Pero la familia de Zavala cuestionó el operativo por considerar que pone en peligro la vida del ganadero y que podría empantanar las negociaciones para su liberación.

"Les pedimos que se mantengan fuera de esto, pero el ministro fue enfático: ellos tienen que proceder. Tenemos mucho miedo de lo que pueda pasar", dijo Diego Zavala, hermano del secuestrado.

Los familiares se negaron a admitir o negar si los secuestradores se habían puesto en contacto desde que capturaron al ingeniero en su estancia Mabel, en la localidad de Paso Barreto, unos 500 kilómetros al norte de Asunción.

Los secuestradores pidieron un rescate de cinco millones de dólares a cambio de su vida. La policía asegura que los secuestradores son insurgentes del llamado EPP, aunque algunos investigadores independientes sospechan que los secuestradores son policías o ex policías.

La inseguridad es uno de los principales reclamos de la ciudadanía a Lugo, ex obispo que terminó con seis décadas de gobierno del conservador Partido Colorado y se propuso "limpiar" la institución policial, a menudo salpicada por denuncias de corrupción y complicidad con delincuentes.

El EPP, agrupación escindida del izquierdista Partido Patria Libre (PPL), sin representación parlamentaria, opera en áreas boscosas de Concepción y el vecino departamento de San Pedro, la región más pobre del país. En esas regiones se le han atribuido ataques y robos de armas de puestos policiales y militares, además de la quema de tractores de productores agrícolas, aunque el gobierno no considera el EPP un grupo alzado en armas.

Los miembros de este grupo han recibido asesoramiento y entrenamiento de las Fuerzas Armadas Revolucionarias de Colombia (FARC), según la fiscalía paraguaya.

El EPP dio su primer golpe en 2001, al capturar a Nika Debernardi, nuera del ex ministro de Economía Enzo Debernardi. Fue liberada tras el pago de un rescate de 2 millones de dólares. El grupo, además, asesinó a Cecilia Cubas, de 31 años, en febrero de 2005, luego de cuatro meses de cautiverio y pese al rescate pagado de 800.000 dólares. La joven era hija del ex presidente Raúl Cubas.

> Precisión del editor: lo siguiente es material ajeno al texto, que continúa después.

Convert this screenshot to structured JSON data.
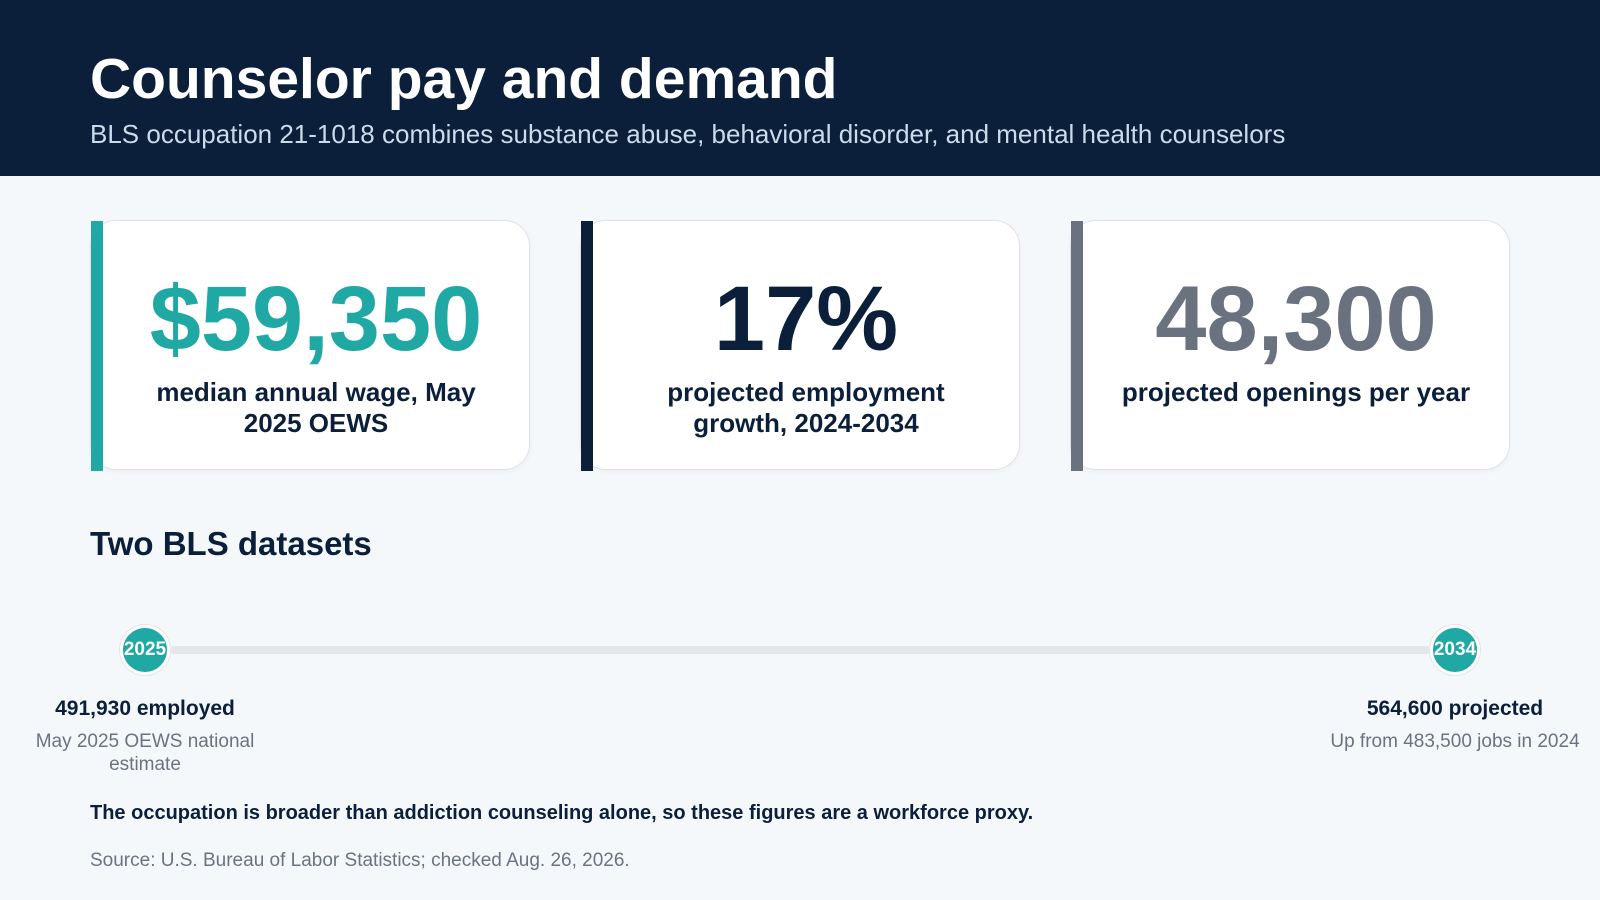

La ofensiva gubernamental se produce una semana después de que Estados Unidos donara equipamiento tecnológico y armas modernas al Batallón Antiterrorista, incluso visores nocturnos, por un valor total de 1,3 millones de dólares.

El comisario Luis Mareco, jefe de los agentes movilizados, dijo que la decisión de trasladarse a esa zona del país es "para que puedan trabajar libre y espontáneamente las personas que ahora están siendo coaccionadas".

"Nosotros, como fuerzas especiales, somos gente disciplinada y es una magnífica oportunidad para actuar en el campo", añadió ante sus subordinados.

Los departamentos vecinos de San Pedro y Concepción, a unos 320 y 470 kilómetros al norte de la capital, tienen bosques vírgenes en un 60% de su territorio. El resto es utilizado por fincas pecuarias y productoras de soja.